Alcibiade. — 129 Non, cela n’est pas possible.
Socrate. — Seulement, est-ce chose facile de se connaître soi-même ? et celui qui a mis ce précepte au temple de Pytho était-il le premier venu ? ou bien est-ce une tâche malaisée, qui n’est pas à la portée de tous ?
Alcibiade. — Pour moi, Socrate, j’ai cru maintes fois qu’elle était à la portée de tous, mais, quelquefois aussi, qu’elle est très difficile.
Socrate. — Qu’elle soit facile ou non, Alcibiade, nous sommes toujours en présence de ce fait : en nous connaissant, nous pourrions connaître la manière de prendre soin de nous-mêmes ; sans cela, nous ne le pouvons pas.
Alcibiade. — C’est très juste.
Que faut-il entendre par se connaître soi‑même ?
Socrate. — b Oui ; mais comment trouver ce que c’est au juste que soi-même ? car si nous le connaissions, peut-être trouverions-nous ce que nous sommes ; tant que nous l’ignorons, c’est impossible.
Alcibiade. — Tu as raison.
Socrate. — Courage, par Zeus ! Voyons : à qui parles-tu en ce moment ? n’est-ce pas à moi ?
Alcibiade. — Oui.
Socrate. — Et moi à toi ?
Alcibiade. — Oui.
Socrate. — C’est Socrate qui parle ?
Alcibiade. — Effectivement.
Socrate. — Et c’est Alcibiade qui écoute ?
Alcibiade. — Oui.
Socrate. — Pour parler, Socrate se sert du langage, n’est-ce pas ?

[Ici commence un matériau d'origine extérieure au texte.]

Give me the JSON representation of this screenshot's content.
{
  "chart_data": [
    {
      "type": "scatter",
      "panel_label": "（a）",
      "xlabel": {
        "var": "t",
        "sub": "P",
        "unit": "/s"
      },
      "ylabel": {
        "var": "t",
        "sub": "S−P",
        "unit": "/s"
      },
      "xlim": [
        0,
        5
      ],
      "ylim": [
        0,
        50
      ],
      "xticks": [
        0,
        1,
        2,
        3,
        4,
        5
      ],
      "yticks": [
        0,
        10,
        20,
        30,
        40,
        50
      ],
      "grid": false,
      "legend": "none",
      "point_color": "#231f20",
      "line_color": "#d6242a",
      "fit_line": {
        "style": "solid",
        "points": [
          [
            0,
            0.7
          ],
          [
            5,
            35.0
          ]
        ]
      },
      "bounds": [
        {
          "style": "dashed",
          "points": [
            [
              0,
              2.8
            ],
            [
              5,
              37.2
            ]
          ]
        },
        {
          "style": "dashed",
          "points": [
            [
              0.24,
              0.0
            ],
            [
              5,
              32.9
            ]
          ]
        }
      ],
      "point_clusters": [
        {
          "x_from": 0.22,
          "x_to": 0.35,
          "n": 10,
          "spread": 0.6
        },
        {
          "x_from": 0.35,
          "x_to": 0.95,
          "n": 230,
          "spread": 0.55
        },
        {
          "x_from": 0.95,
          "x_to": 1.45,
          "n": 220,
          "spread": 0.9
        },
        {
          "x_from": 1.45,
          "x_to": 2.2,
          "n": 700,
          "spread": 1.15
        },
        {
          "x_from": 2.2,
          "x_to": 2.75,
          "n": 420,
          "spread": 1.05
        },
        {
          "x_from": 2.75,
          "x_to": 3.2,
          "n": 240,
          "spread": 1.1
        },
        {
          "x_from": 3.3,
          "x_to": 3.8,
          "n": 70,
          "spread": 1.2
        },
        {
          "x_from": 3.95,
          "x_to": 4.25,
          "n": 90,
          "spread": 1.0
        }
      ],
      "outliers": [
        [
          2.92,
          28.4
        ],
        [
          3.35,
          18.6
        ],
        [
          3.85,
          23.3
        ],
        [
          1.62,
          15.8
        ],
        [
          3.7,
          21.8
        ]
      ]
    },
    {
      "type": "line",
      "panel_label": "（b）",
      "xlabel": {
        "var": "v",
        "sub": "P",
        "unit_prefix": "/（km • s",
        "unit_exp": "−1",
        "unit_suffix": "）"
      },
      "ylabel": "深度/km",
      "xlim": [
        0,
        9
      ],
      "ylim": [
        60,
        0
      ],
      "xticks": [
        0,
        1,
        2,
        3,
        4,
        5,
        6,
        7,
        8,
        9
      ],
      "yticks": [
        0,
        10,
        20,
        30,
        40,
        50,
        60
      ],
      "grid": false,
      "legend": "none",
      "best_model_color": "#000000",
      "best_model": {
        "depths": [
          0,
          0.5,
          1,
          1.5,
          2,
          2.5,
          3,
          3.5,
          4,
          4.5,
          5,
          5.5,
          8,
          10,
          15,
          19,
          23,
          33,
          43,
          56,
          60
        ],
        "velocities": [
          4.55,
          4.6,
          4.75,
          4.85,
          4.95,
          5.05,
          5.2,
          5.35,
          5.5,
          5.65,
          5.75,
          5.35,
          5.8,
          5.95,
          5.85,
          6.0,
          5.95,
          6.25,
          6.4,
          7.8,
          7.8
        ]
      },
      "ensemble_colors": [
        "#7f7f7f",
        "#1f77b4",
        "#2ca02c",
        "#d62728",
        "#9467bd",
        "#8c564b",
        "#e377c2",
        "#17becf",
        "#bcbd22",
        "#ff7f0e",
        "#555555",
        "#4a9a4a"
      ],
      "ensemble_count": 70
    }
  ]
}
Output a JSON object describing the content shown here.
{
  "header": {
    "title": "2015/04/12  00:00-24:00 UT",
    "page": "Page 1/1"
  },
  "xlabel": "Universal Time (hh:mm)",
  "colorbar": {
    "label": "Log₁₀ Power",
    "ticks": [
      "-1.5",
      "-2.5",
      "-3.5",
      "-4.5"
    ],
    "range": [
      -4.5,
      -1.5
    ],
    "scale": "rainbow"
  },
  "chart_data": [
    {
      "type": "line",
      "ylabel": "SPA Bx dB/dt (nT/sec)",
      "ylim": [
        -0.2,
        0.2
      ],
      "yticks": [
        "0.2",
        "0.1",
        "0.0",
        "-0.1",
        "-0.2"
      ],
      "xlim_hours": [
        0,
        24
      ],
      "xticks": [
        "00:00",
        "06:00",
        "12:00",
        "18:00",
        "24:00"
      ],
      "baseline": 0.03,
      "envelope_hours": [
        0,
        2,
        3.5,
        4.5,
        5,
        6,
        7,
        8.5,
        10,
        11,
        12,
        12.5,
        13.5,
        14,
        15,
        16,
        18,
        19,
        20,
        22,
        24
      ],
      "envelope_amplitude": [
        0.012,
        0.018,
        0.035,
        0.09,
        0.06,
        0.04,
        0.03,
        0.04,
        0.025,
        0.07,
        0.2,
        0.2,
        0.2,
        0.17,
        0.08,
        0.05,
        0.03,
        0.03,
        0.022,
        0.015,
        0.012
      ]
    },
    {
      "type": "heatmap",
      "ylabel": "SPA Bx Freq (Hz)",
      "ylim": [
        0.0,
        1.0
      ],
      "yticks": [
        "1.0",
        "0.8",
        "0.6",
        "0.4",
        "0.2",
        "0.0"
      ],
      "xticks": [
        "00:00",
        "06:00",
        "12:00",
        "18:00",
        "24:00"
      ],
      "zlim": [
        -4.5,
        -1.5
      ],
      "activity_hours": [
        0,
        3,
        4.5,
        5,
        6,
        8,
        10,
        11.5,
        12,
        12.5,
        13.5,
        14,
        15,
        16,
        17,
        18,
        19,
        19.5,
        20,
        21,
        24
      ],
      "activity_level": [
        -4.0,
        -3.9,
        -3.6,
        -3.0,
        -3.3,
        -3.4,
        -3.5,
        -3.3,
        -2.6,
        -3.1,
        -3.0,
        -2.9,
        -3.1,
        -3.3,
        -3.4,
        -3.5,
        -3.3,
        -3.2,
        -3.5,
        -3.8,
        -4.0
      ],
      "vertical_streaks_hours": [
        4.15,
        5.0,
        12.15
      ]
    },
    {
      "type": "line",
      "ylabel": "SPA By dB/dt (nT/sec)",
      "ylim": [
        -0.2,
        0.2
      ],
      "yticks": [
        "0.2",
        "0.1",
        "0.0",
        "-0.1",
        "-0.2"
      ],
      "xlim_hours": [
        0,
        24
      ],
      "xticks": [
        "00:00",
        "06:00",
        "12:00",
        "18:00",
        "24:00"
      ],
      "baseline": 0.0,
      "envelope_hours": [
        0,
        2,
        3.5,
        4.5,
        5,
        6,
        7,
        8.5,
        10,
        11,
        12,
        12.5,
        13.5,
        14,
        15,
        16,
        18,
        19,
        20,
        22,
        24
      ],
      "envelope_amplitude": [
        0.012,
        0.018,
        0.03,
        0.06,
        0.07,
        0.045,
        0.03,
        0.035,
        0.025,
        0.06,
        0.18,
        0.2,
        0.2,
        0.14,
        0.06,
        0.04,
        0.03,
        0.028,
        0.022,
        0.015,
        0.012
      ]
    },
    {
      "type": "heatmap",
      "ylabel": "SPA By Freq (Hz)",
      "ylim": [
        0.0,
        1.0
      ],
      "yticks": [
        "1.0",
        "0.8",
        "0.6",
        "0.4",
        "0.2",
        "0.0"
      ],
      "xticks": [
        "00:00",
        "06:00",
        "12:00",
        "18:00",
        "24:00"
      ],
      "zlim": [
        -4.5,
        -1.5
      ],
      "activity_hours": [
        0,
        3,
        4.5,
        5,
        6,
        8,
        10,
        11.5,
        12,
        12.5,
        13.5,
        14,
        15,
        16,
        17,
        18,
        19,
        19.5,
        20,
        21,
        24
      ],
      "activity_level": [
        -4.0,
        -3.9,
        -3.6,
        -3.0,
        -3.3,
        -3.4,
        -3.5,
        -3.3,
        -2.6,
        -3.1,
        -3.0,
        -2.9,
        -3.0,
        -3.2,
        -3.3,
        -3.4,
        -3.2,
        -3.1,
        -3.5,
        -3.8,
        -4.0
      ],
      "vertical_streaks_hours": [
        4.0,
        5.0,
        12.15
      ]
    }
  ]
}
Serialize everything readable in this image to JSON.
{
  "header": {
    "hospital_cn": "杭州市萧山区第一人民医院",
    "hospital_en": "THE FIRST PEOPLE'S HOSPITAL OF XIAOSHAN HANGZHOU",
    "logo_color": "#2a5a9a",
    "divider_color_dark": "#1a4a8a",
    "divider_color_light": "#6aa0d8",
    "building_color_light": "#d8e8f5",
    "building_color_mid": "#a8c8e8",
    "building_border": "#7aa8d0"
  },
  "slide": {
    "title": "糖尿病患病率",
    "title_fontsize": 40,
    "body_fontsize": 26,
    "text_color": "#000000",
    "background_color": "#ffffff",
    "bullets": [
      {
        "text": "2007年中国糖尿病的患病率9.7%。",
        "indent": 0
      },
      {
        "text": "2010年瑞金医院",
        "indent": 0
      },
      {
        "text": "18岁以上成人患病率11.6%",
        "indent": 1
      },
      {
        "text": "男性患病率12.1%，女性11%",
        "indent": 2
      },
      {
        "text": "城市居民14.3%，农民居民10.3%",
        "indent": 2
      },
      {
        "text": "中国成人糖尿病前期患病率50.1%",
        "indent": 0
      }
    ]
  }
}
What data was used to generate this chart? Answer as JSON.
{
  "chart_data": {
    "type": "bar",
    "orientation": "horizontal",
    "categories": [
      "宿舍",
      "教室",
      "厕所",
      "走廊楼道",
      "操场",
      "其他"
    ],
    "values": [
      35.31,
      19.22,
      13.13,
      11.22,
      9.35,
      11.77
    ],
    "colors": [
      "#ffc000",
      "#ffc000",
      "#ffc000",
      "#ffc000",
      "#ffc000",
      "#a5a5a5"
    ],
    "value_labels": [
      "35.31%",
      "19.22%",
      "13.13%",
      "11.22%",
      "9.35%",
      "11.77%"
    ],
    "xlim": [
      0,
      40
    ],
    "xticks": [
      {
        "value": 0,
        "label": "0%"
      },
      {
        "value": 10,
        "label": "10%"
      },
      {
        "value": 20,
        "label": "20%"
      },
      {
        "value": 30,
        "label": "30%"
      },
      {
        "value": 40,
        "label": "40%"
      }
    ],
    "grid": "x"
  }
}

Alcibiade. — Cela c va de soi.
Socrate. — Parler et se servir du langage sont pour toi deux mots pour une même chose.
Alcibiade. — Absolument.
Socrate. — Mais celui qui se sert d’une chose et la chose dont il se sert ne font-ils qu’un ?
Alcibiade. — Que veux-tu dire ?
Socrate. — Par exemple, le cordonnier tranche avec le tranchet, l’alène et autres outils.